By 2001, a slim majority of Americans -- 53 percent of people questioned in a Gallup poll -- said they supported a moratorium until the administration of the death penalty could be evaluated.

Illinois passed a moratorium on the death penalty in 2000 after 13 convicted men were exonerated. For several years, North Carolina has been debating a two-year moratorium on executions.

That campaign has so far faltered. The state Senate approved a moratorium in 2003, but it never came up in the House. This summer, a moratorium bill again failed to get a vote on the House floor.

Instead, House Speaker Jim Black, a Democrat from the Charlotte area, appointed a 22-member committee to consider whether the death penalty is being applied fairly in North Carolina. It meets for the first time Dec. 19.

"My hope is to recommend some changes in the law to make the capital punishment process more fair, minimize the chances of any innocent person getting caught up in it and look at issues of proportionality and racial discrimination," said Rep. Joe Hackney, a Chapel Hill Democrat and committee co-chairman.
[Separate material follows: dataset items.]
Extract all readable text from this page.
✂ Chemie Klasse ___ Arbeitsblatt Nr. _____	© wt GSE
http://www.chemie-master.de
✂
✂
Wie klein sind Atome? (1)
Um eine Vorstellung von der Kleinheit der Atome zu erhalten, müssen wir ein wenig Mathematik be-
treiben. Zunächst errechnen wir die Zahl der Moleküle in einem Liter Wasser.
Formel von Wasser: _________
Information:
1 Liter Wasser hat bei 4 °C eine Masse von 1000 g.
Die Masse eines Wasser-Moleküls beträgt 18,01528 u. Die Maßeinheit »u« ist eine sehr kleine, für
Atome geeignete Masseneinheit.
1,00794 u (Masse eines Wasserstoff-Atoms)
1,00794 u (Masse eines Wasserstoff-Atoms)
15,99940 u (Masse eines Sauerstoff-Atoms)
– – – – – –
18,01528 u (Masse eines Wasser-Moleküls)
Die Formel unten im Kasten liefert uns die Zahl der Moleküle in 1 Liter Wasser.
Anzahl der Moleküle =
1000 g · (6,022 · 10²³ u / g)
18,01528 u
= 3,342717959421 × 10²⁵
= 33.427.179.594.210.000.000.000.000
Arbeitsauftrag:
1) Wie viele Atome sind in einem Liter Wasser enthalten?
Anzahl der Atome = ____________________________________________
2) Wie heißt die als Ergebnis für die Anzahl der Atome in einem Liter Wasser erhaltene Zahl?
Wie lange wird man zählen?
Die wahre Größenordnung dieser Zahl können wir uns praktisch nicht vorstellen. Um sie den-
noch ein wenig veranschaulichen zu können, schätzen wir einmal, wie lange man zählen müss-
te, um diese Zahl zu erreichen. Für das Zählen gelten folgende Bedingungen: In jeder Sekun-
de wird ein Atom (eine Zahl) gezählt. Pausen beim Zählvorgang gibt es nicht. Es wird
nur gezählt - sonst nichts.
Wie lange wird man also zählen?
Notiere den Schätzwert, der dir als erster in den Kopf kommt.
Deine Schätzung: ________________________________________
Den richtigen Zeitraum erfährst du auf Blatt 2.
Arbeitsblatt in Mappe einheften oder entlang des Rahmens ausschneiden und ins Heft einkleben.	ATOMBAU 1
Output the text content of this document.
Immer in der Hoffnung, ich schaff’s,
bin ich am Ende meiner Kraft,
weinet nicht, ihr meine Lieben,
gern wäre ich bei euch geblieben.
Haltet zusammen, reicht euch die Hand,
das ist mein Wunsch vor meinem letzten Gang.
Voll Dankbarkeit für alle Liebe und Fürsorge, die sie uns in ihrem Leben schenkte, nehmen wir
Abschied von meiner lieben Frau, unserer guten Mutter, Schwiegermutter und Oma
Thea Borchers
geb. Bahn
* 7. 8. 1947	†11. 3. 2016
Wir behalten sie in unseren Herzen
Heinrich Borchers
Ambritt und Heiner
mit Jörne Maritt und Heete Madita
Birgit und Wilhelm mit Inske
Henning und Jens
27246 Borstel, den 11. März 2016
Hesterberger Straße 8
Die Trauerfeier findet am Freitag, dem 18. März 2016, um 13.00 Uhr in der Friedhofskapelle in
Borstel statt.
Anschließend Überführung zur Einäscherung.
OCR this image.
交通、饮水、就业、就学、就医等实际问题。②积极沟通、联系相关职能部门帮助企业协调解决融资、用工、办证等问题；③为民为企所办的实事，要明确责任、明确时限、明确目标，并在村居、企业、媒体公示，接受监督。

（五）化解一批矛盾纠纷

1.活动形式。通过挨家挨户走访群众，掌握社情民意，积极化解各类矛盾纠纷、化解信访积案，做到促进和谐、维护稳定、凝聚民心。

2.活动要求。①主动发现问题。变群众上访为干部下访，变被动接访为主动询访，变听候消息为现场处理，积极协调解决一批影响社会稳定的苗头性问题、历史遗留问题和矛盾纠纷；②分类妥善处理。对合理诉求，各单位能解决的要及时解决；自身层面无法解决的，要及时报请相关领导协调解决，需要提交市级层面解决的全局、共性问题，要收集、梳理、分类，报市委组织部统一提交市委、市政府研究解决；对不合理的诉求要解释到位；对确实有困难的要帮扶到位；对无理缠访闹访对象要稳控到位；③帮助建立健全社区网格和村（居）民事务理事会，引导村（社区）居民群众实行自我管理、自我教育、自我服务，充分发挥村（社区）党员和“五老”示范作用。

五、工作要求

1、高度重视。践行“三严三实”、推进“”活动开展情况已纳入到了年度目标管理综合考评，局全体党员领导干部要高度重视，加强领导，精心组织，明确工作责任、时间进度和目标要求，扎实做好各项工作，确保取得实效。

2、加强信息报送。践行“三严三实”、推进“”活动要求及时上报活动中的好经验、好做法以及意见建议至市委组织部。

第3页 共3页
Branny Vickory, president of the N.C. Conference of District Attorneys, which opposed the select committee's creation, questions what more needs to be studied. Vickory points out that prosecutors supported past changes to the system -- outlawing the death penalty for the mentally retarded and having prosecutors agree to share all their evidence and open their files to defense lawyers before trial.

"We're running around in a lot of different directions, looking at the procedures, when the real issue is whether we want a death penalty," said Vickory, the prosecutor in Wayne County.

The General Assembly will take up the committee's recommendations when it reconvenes in spring.

Meanwhile, the United states will leave Boyd's landmark death behind quickly.

The 1,001st execution is set today in South Carolina. Shawn Humphries, who killed a store clerk, is scheduled to die at 6 p.m.